El cine Príncipe Pío ya no existe, muchos amigos ya no están, guardo una copia de Arrebato en video betamax como si fuera un tesoro, un tesoro que ya no puede abrirse. La vida sigue, mientras tanto.

Pasó Zulueta por Madrid con su sorprendente buen aspecto habitual, como un fantasma saludable, con un millón de películas en la cabeza y nada en las manos. Elegante como sólo las leyendas pueden serlo.

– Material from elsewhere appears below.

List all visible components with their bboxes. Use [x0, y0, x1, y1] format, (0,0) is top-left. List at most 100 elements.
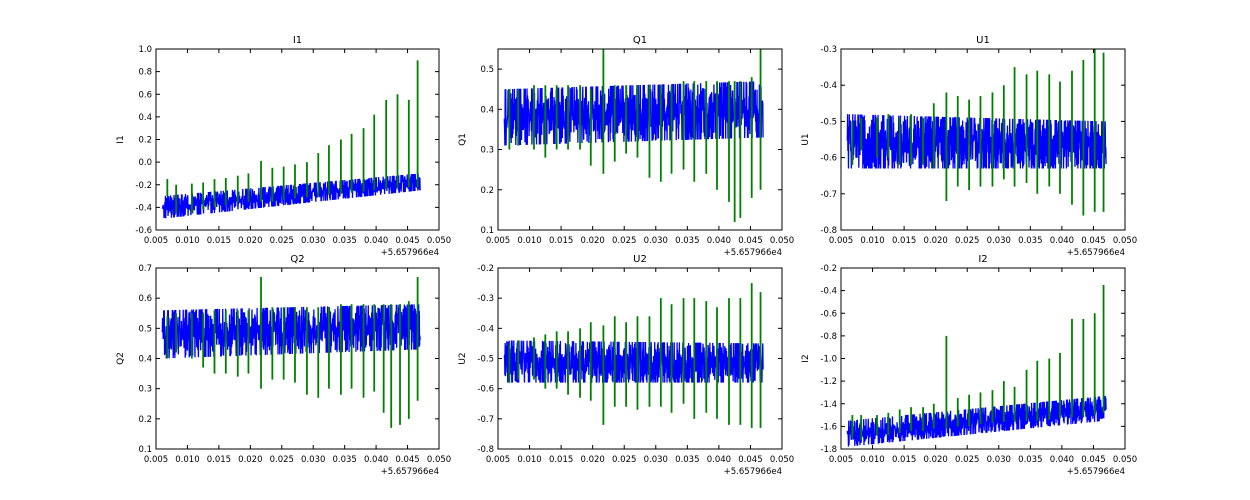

Muchas cosas han cambiado y apenas reconozco nada de aquellos años como mío, quien cree que su pasado le pertenece se engaña, pero Arrebato sigue en pie. Tan extraña y tan familiar como entonces.

Corríamos por los tejados, cruzábamos la Castellana con los ojos cerrados, queríamos morir jóvenes, pero como Dios cuida de los tontos, aquí estamos.